Dr. Francis S. Collins, whose lab in 2003 discovered the mutation — a single-letter mixup in the human genome — that causes the disease, said the results were an important step.
“While they did not generate the kind of weight gain that was originally put forward as the primary endpoint, the effects on the cardiovascular system — which is in many ways the most serious component of the disease — were gratifying,” said Collins, who is director of the National Institutes of Health.
Dr. Nicolas Levy, head of the Laboratory of Molecular Genetics of the Children’s Hospital La Timone in Marseille, France, was more reserved. Levy, who is preparing to publish the results of a clinical trial of a dozen children with progeria who were treated with two other drugs, said the cardiovascular effects were interesting. But he said he has reservations about the class of drugs used, called farnesyltransferase inhibitors, or FTIs, because of their side effects and disappointing preclinical laboratory research with the drugs.

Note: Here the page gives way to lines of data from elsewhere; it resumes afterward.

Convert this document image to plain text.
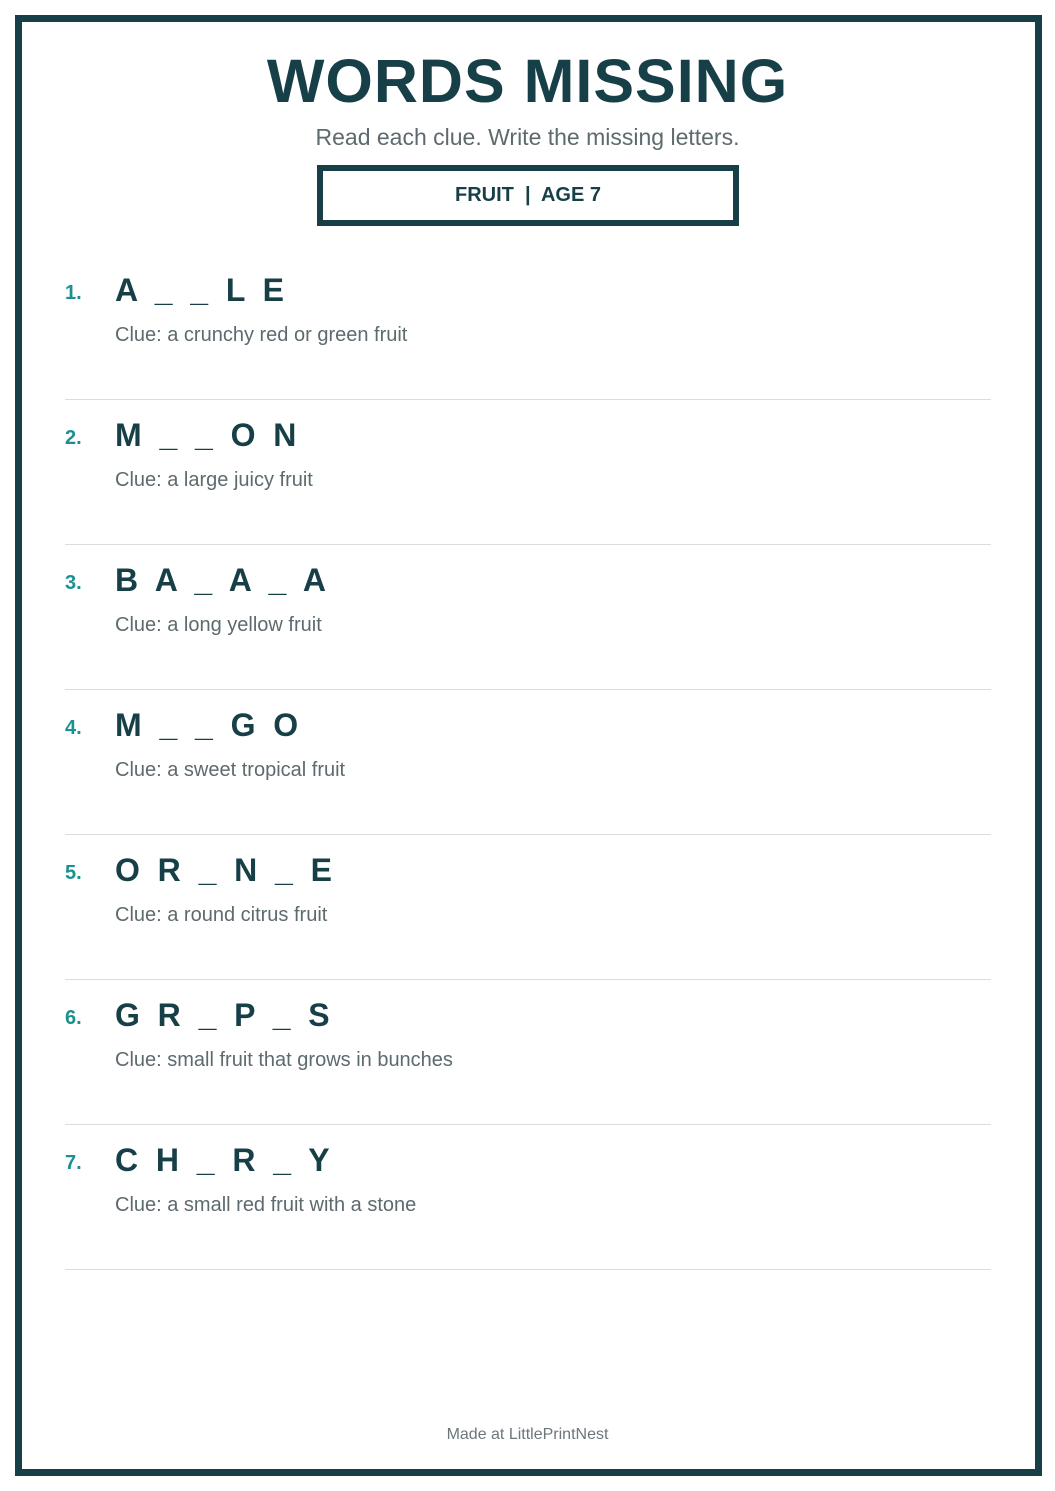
WORDS MISSING
Read each clue. Write the missing letters.
FRUIT  |  AGE 7
1. A  _  _  L  E
Clue: a crunchy red or green fruit
2. M  _  _  O  N
Clue: a large juicy fruit
3. B  A  _  A  _  A
Clue: a long yellow fruit
4. M  _  _  G  O
Clue: a sweet tropical fruit
5. O  R  _  N  _  E
Clue: a round citrus fruit
6. G  R  _  P  _  S
Clue: small fruit that grows in bunches
7. C  H  _  R  _  Y
Clue: a small red fruit with a stone
Made at LittlePrintNest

Kieran said the process to seek approval from the US Food and Drug Administration has begun for lonafarnib, which was developed by Merck & Co. The children in the first trial have already been phased into a second trial that includes the same drug, plus two additional drugs.
Sandy and Steve Nighbor, parents of Megan, a 12-year-old from Dalton, Wisc., who took part in the trial, said that the opportunity to try something for their daughter was one they could not pass up. Megan initially suffered some side effects from the drug — nausea and diarrhea are commonly reported — but they said that she has been doing well and they have seen some improvements.
After being stuck at 30 pounds for a long time, Megan is up to 35 pounds, the Nighbors said. Her energy level is “through the roof.” Megan’s fingertips used to hurt and turn pure white when she went outside when it was cold. It was a symptom they never fully understood but assumed had something to do with her circulation. Now, they said, she tolerates the cold better — skateboarding, jumping on a trampoline, living the life of a normal kid. Perhaps, they said, that is because the drug has had some effect on her circulation.
“As parents, it can never go fast enough because it is such a time clock,” Sandy said.
The fact the trial occurred at all is a testament to the tenacity of a physician and scientist from Children’s Hospital who — faced with an unknown and fatal diagnosis for her own son over a decade ago — worked to bring together the resources and organization to catalyze research into the disease.
Dr. Leslie Gordon, a staff scientist at Children’s Hospital and the medical director of the nonprofit Progeria Research Foundation, said that she is grateful that she was in a position to do something about the disease when her son Sam was diagnosed, in 1998. The urgency for such research is real — Sam is 15 years old — and Gordon and others have worked to push the science forward at a rapid pace.
Finding the gene mutation that underlies the disease rapidly led scientists to understand how an errant protein, called progerin, begins to build up in cells. It happened that a drug already being developed to treat cancer targeted a mechanism that allows the progerin to stick to cells and accumulate.
“By keeping these children on lonafarnib and seeing how they do 5, 6, 10 years from now, that’s a long-term project,” Gordon said. “We know we have a treatment that does something, but we don’t know if those somethings are meaningful toward rate of heart attack, stroke, and longevity. We’re excited to find out.”